East meets West when ice wasn’t only thing cold
Red Army doc replays Cold War hockey duel
Red Army 1/2 (out of five) Starring: Vyacheslav Fetisov, Scotty Bowman, Anatoli Karpov Directed by: Gabe Polsky Running time: 76 minutes
Canada’s hockey ego was redeemed by Paul Henderson’s goal against the Soviets back in 1972, but as Gabe Polsky’s new documentary Red Army makes abundantly clear, just about everyone was an underdog against the Red Army team.
The team was a collection of career hockey players plucked from the heaving breast of Mother Russia as young boys, then trained and programmed like precise cogs in a team machine.

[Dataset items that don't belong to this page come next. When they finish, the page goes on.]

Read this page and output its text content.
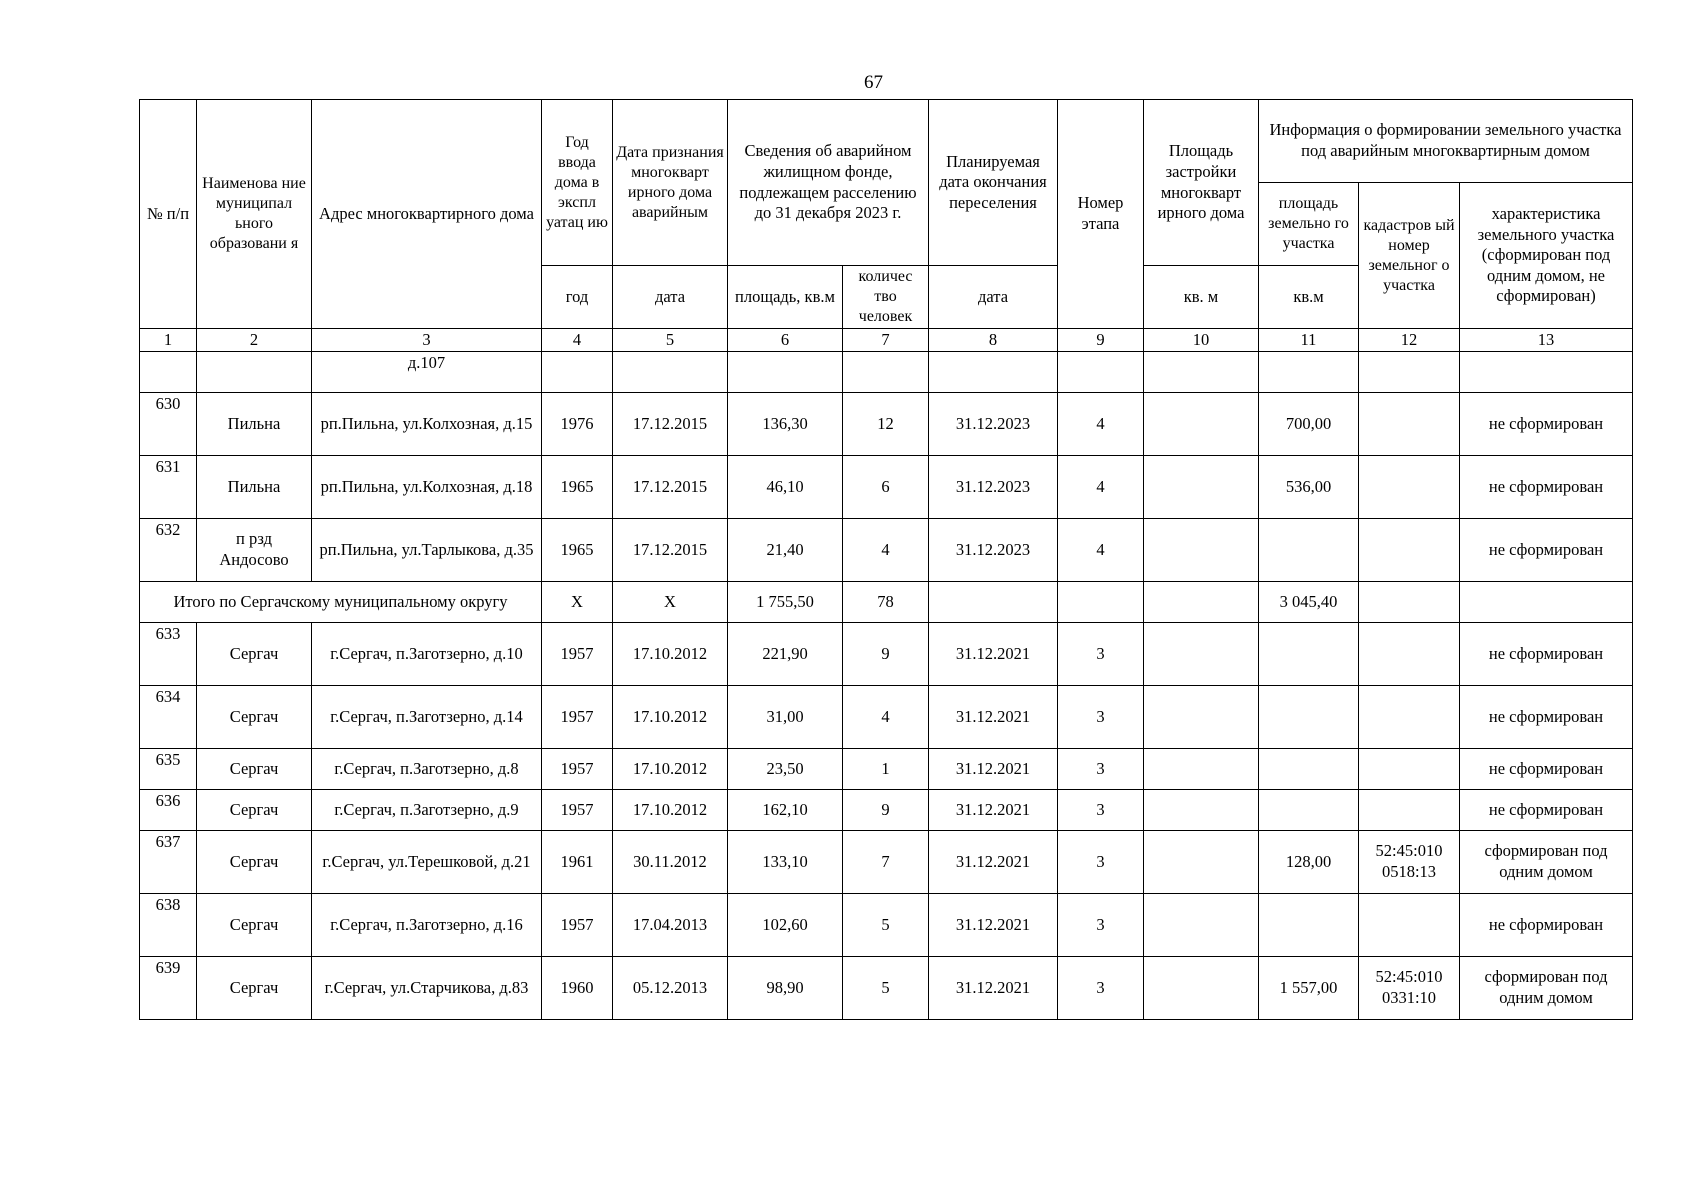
67
№ п/п	Наименова ние муниципал ьного образовани я	Адрес многоквартирного дома	Год ввода дома в экспл уатац ию	Дата признания многокварт ирного дома аварийным	Сведения об аварийном жилищном фонде, подлежащем расселению до 31 декабря 2023 г.		Планируемая дата окончания переселения	Номер этапа	Площадь застройки многокварт ирного дома	Информация о формировании земельного участка под аварийным многоквартирным домом		
										площадь земельно го участка	кадастров ый номер земельног о участка	характеристика земельного участка (сформирован под одним домом, не сформирован)
			год	дата	площадь, кв.м	количес тво человек	дата		кв. м	кв.м		
1	2	3	4	5	6	7	8	9	10	11	12	13
		д.107										
630	Пильна	рп.Пильна, ул.Колхозная, д.15	1976	17.12.2015	136,30	12	31.12.2023	4		700,00		не сформирован
631	Пильна	рп.Пильна, ул.Колхозная, д.18	1965	17.12.2015	46,10	6	31.12.2023	4		536,00		не сформирован
632	п рзд Андосово	рп.Пильна, ул.Тарлыкова, д.35	1965	17.12.2015	21,40	4	31.12.2023	4				не сформирован
Итого по Сергачскому муниципальному округу			Х	Х	1 755,50	78				3 045,40		
633	Сергач	г.Сергач, п.Заготзерно, д.10	1957	17.10.2012	221,90	9	31.12.2021	3				не сформирован
634	Сергач	г.Сергач, п.Заготзерно, д.14	1957	17.10.2012	31,00	4	31.12.2021	3				не сформирован
635	Сергач	г.Сергач, п.Заготзерно, д.8	1957	17.10.2012	23,50	1	31.12.2021	3				не сформирован
636	Сергач	г.Сергач, п.Заготзерно, д.9	1957	17.10.2012	162,10	9	31.12.2021	3				не сформирован
637	Сергач	г.Сергач, ул.Терешковой, д.21	1961	30.11.2012	133,10	7	31.12.2021	3		128,00	52:45:010 0518:13	сформирован под одним домом
638	Сергач	г.Сергач, п.Заготзерно, д.16	1957	17.04.2013	102,60	5	31.12.2021	3				не сформирован
639	Сергач	г.Сергач, ул.Старчикова, д.83	1960	05.12.2013	98,90	5	31.12.2021	3		1 557,00	52:45:010 0331:10	сформирован под одним домом
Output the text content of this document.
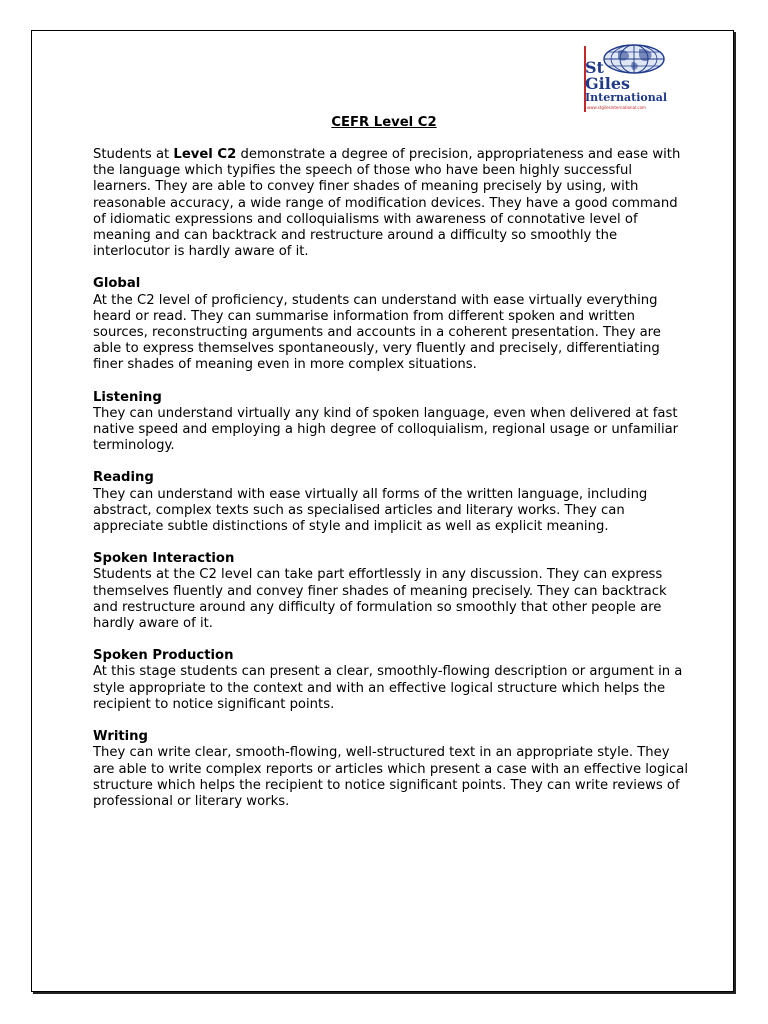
St
Giles
International
www.stgilesinternational.com
CEFR Level C2

Students at Level C2 demonstrate a degree of precision, appropriateness and ease with the language which typifies the speech of those who have been highly successful learners. They are able to convey finer shades of meaning precisely by using, with reasonable accuracy, a wide range of modification devices. They have a good command of idiomatic expressions and colloquialisms with awareness of connotative level of meaning and can backtrack and restructure around a difficulty so smoothly the interlocutor is hardly aware of it.

Global

At the C2 level of proficiency, students can understand with ease virtually everything heard or read. They can summarise information from different spoken and written sources, reconstructing arguments and accounts in a coherent presentation. They are able to express themselves spontaneously, very fluently and precisely, differentiating finer shades of meaning even in more complex situations.

Listening

They can understand virtually any kind of spoken language, even when delivered at fast native speed and employing a high degree of colloquialism, regional usage or unfamiliar terminology.

Reading

They can understand with ease virtually all forms of the written language, including abstract, complex texts such as specialised articles and literary works. They can appreciate subtle distinctions of style and implicit as well as explicit meaning.

Spoken Interaction

Students at the C2 level can take part effortlessly in any discussion. They can express themselves fluently and convey finer shades of meaning precisely. They can backtrack and restructure around any difficulty of formulation so smoothly that other people are hardly aware of it.

Spoken Production

At this stage students can present a clear, smoothly-flowing description or argument in a style appropriate to the context and with an effective logical structure which helps the recipient to notice significant points.

Writing

They can write clear, smooth-flowing, well-structured text in an appropriate style. They are able to write complex reports or articles which present a case with an effective logical structure which helps the recipient to notice significant points. They can write reviews of professional or literary works.
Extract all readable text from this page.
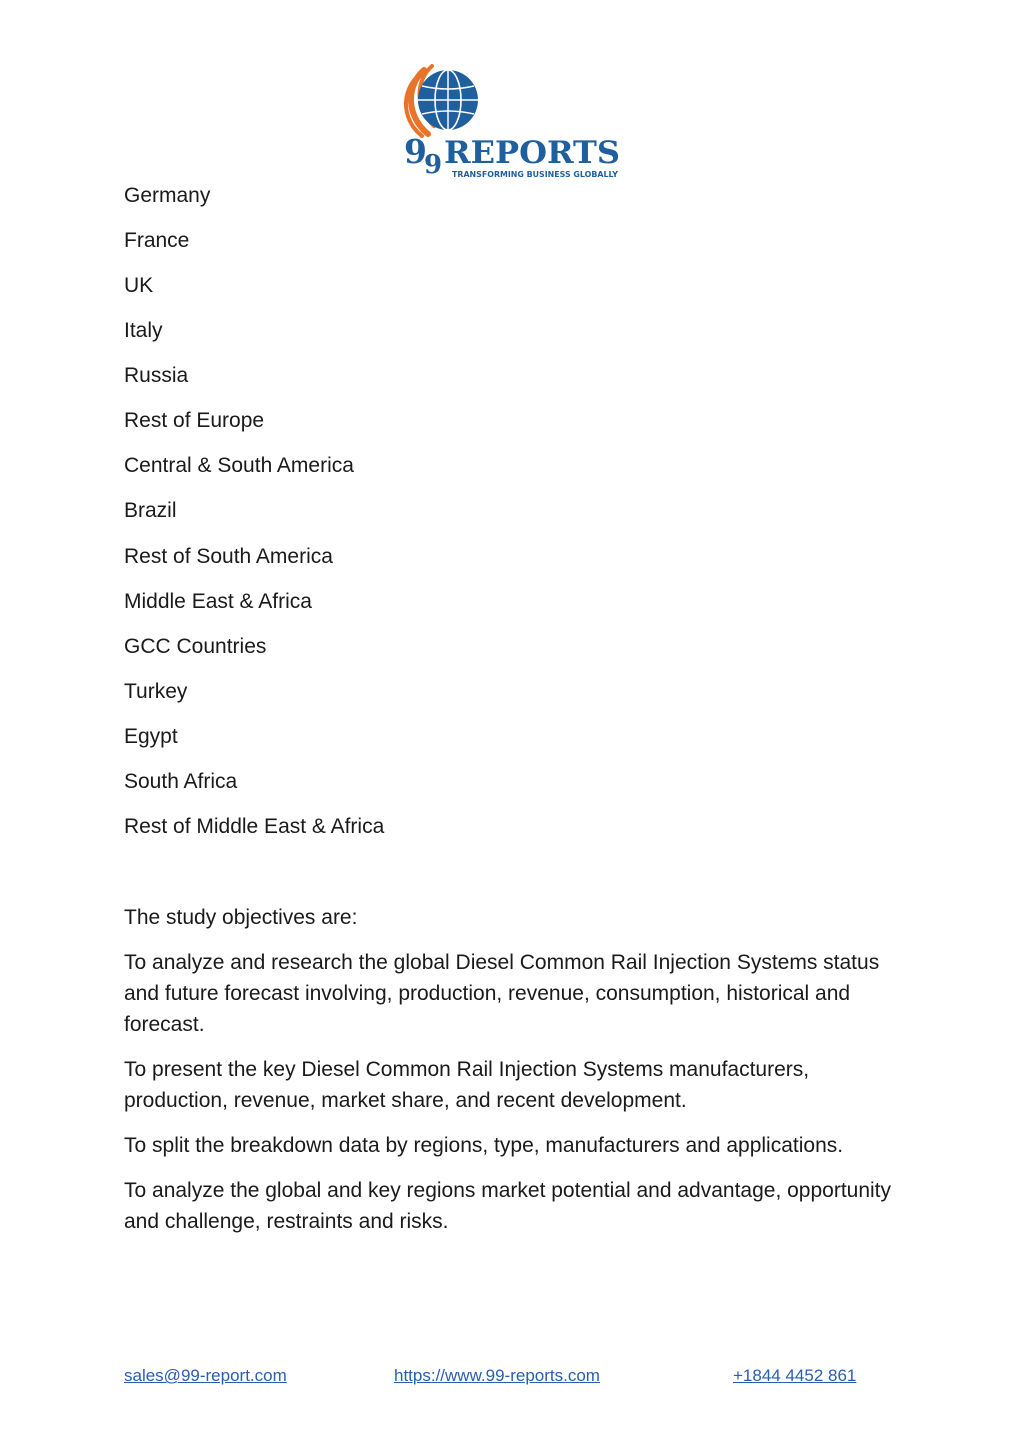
9
9 REPORTS
TRANSFORMING BUSINESS GLOBALLY
Germany
France
UK
Italy
Russia
Rest of Europe
Central & South America
Brazil
Rest of South America
Middle East & Africa
GCC Countries
Turkey
Egypt
South Africa
Rest of Middle East & Africa

The study objectives are:

To analyze and research the global Diesel Common Rail Injection Systems status and future forecast involving, production, revenue, consumption, historical and forecast.

To present the key Diesel Common Rail Injection Systems manufacturers, production, revenue, market share, and recent development.

To split the breakdown data by regions, type, manufacturers and applications.

To analyze the global and key regions market potential and advantage, opportunity and challenge, restraints and risks.

sales@99-report.com	https://www.99-reports.com	+1844 4452 861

The whole Soviet program was militaristic, political and unforgiving, but it was also crucial to the ongoing propaganda war with the West, resulting in a team that represented sport and ideology.
It was a lot for the players to bear, and Polsky does his best to get to the heart of the story by talking to Red Army legends such as Vyacheslav Fetisov, Igor Larionov and Vladislav Tretiak — as well as the coach of coaches, Scotty Bowman.
Excellent at recapturing the era, Polsky’s film dumps viewers into their Cold War armchairs and forces us to relive all the nail-biting, hockey-based nationalism that separated East and West.